From Persia with Hate?

Yesterday Arab News ran an article entitled “Why Iranian Missiles Are Targeting Makkah [Mecca],” by Dr. Mohammed al-Sulami. He writes that the Houthis who have taken over most of Yemen “have been systematically targeting Makkah” with missile strikes, rather than Saudi military bases, at the behest of their Iranian patrons. Why? For two reasons, according to him. Secondarily, because the Houthis are “irrational” by nature–as are all such “militias,” whether Lebanon’s Hizbullah, pro-Iranian groups in Iraq, al-Qaeda or “Daesh” (ISIS). But primarily because the Houthis are doing Tehran’s bidding: trying to create violent chaos in Arabia, specifically in Islam’s holiest city, and thus spark the reappearance of the Twelfth Imam al-Mahdi.

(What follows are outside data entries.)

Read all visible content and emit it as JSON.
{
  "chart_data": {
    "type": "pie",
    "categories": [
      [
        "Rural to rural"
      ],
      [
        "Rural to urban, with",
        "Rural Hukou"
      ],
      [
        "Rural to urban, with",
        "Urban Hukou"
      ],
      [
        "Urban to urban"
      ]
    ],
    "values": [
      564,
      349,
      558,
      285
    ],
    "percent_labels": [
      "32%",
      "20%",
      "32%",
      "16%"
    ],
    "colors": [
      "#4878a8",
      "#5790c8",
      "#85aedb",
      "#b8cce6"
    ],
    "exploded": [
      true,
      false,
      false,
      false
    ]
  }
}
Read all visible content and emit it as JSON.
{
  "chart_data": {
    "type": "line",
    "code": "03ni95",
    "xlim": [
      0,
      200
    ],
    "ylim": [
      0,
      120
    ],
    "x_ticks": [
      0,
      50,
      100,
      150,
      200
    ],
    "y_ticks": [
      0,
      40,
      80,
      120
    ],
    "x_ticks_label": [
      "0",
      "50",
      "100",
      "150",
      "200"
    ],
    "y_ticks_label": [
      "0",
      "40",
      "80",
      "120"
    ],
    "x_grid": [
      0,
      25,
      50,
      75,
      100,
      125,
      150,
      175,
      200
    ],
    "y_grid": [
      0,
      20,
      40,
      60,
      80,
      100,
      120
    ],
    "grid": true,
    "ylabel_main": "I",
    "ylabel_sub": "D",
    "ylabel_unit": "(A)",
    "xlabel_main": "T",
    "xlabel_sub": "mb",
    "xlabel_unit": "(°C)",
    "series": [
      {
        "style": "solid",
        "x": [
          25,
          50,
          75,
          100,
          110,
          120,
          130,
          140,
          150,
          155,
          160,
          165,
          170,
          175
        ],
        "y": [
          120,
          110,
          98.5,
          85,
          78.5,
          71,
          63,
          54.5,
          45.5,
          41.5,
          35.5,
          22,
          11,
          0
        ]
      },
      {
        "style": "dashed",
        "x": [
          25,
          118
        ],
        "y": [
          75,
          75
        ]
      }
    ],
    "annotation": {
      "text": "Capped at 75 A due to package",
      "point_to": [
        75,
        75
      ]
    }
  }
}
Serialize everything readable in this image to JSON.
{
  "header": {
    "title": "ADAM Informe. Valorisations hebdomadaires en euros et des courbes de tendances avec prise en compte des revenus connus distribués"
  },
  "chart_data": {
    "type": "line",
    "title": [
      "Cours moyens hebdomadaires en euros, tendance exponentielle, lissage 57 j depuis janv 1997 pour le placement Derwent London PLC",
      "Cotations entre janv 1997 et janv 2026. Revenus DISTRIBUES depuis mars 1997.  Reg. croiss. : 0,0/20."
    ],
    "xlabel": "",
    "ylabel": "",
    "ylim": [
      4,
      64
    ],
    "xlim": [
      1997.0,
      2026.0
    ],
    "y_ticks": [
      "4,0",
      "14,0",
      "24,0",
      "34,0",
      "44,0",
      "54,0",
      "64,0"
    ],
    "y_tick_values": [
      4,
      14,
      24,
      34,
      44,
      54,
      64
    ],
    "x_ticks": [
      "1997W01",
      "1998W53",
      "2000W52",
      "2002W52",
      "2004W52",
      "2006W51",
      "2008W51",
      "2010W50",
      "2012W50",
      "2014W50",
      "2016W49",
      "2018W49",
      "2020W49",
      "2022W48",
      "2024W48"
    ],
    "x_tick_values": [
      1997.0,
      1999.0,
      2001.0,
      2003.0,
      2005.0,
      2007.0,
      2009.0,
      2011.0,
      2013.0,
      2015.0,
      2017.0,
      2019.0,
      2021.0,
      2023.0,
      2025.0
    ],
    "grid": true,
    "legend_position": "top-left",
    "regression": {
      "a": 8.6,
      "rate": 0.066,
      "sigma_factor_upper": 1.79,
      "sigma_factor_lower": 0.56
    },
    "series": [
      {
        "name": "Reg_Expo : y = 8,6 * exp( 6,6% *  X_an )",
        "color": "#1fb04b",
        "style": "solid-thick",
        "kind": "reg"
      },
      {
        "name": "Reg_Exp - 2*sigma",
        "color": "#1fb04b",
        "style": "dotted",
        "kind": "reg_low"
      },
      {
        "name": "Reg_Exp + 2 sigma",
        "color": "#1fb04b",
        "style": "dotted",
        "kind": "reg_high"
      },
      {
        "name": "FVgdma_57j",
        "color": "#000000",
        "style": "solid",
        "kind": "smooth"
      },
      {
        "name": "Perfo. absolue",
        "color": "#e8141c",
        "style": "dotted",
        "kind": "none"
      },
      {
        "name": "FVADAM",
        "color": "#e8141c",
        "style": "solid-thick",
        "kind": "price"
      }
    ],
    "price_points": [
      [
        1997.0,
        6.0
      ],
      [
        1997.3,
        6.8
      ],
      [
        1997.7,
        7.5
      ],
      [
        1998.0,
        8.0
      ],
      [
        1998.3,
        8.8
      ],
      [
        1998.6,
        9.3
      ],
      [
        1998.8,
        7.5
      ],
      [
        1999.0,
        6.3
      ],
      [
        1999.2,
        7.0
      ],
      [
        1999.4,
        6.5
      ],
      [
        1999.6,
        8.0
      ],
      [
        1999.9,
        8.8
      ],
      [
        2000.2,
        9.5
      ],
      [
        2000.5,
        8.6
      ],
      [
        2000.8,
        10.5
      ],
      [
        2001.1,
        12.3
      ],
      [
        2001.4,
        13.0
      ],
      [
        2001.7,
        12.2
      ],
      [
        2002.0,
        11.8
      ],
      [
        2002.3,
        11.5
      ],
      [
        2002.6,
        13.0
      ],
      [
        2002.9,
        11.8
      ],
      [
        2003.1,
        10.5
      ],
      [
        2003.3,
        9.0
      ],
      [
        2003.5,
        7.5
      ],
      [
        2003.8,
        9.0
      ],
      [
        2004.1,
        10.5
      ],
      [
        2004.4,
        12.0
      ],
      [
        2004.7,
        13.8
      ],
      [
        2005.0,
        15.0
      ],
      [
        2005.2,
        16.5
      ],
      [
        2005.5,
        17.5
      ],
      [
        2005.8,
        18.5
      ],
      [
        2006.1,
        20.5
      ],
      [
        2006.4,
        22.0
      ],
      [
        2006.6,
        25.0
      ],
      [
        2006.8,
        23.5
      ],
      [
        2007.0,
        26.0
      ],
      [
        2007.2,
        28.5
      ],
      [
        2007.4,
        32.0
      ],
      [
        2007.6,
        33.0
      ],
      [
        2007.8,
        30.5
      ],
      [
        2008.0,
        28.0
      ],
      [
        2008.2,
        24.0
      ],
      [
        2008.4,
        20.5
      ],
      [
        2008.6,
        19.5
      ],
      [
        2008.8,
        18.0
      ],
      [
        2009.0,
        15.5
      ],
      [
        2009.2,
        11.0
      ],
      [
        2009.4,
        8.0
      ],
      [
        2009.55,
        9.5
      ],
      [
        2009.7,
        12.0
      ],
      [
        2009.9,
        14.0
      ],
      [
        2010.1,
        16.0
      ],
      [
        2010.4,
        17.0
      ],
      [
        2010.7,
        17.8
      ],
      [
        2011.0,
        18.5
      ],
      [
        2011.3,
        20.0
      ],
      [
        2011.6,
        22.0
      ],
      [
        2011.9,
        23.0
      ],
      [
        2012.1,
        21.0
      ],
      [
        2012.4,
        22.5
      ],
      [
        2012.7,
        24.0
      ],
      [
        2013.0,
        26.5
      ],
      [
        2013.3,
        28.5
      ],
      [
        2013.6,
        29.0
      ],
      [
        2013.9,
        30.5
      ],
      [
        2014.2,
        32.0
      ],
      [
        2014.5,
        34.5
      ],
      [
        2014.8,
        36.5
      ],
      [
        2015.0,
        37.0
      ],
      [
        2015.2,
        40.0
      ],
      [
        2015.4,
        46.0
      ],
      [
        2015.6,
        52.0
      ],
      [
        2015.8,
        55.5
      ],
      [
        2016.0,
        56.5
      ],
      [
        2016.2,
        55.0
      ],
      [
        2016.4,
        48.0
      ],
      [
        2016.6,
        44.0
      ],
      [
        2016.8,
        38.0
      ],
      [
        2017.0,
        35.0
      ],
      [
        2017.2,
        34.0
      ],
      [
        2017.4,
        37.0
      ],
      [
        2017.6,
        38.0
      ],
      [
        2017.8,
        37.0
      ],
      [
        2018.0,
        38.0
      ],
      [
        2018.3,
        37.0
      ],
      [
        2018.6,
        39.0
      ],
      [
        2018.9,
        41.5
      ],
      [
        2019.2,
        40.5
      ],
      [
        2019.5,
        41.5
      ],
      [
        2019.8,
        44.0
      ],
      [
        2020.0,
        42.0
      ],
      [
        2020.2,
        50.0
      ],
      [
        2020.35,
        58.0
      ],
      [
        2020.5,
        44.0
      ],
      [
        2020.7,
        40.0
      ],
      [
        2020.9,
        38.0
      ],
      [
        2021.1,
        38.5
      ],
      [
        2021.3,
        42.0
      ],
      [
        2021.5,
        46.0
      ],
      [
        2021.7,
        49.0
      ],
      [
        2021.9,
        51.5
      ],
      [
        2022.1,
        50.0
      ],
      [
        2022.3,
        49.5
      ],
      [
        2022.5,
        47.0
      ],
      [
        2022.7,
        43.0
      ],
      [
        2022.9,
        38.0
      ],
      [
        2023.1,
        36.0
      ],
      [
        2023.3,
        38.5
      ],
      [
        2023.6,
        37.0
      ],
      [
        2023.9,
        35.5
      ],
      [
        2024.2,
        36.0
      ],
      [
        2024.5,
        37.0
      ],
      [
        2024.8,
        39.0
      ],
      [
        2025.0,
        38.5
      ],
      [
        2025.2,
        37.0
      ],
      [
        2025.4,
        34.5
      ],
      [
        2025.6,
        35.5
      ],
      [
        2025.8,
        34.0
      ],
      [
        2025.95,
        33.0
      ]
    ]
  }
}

From Persia (but not Yemen?!) with Hate–for Sunnis and Infidels!

This is a version of the “hotwiring the apocalypse” thesis, which I have written about many times–on this site, in my book Ten Years’ Captivation with the Mahdi’s Camps, and most concisely in the article “Do Iran’s Leaders Want to Hotwire the Apocalypse?” Al-Sulami adduces two sources: an unlinked Iranian website with an article called “Akhir al-Zaman” (“the end of the age/time”), and a 2008 British Shii Muslim movie, 313 (referring to the number of martyred followers of Muhammad’s grandson Husayn). According to al-Sulami’s exegesis of these two sources, “the reappearance of the Mahdi will not be achieved unless chaos unfolds across Hijaz [western Arabia], because the existence of a powerful and harmonious government that is hostile to Shiites and the Mahdi is a major impediment” to Iran’s plan of coaxing him to manifest. Thus, the ayatollahs arm and induce the Houthis of Yemen to attack the Kingdom, specifically Mecca. But al-Sulami argues that the Yemeni pawns should not bear the brunt of the blame; rather, “the finger of blame should be pointed firmly at the Iranian regime.” For it is Tehran that “poses a real and grave threat to Saudi Arabia and the entire region.”

Observations:

  1. Dr. al-Sulami should have noted that while the Houthis are Shii, they are not of the same ilk at Iran’s Twelvers. Yemen’s Shiis are Zaydis, or Fivers. They don’t hold the same firm eschatological beliefs as their Iranian cousins. Twelvers are so called because they believe the 12th descendant of Muhammad, also named Muhammad, disappeared–but did not die–in the ninth century AD and will return as the eschatological Mahdi. Thus there can only be one. The Zaydis/Fivers, on the other hand, believe that their community has been led, across the centuries, by many mahdis, who are sent by Allah to deliver the true Muslim community. There are enough similarities between Iranian and Yemeni Shiis that they can work together, over against Saudi Sunnis (as well as Sunni ISIS and AQ groups). So in the final analysis the Zaydis are almost certainly lobbing missiles at KSA for prosaic political and military reasons, not apocalyptic ones.
  2. So is al-Sulami correct that the ayatollahs and their overseas operators–in this case, the Quds (“Jerusalem”) Force of the Iranian Republican Guards Corps–are directing the Houthis missile strikes on Islam’s holiest city? Perhaps. I have argued, as in the aforementioned article, that Iran wants nuclear weapons, but not to use to hotwire the apocalypse by, in particular, attacking Israel. (Read it.) However, this Arabian apocalyptic pot-stirring might very well be something that some of the clerical regime wishes to carry out–since it doesn’t run the risk of an Israeli or American nuclear response, nor does it threaten to destroy Jerusalem, which is important in Islamic End Times machinations.
  3. Note that al-Sulami studiously avoids mentioning that the Mahdi is also a staple belief of Sunni Islam, derived from quite a few hadiths on topic. But since 1979, when a violent Mahdist movement tried to overthrow the Saudi Kingdom, most Saudi commentators have steered clear of broaching this topic. And KSA has seen any number of self-styled “mahdis” crop up in the years since–as I wrote about here just last month.

2 thoughts on “From Persia with Hate?

  1. Seems to me that the Houthis are merely celebrating the cult festival known to them as Submission Day, and what have been mistakenly taken as hostile missiles are actually long-range fireworks for the celebration, sort of a “wish we could join you, but … you know … COVID” message.

    Seems to me. But I could be wrong.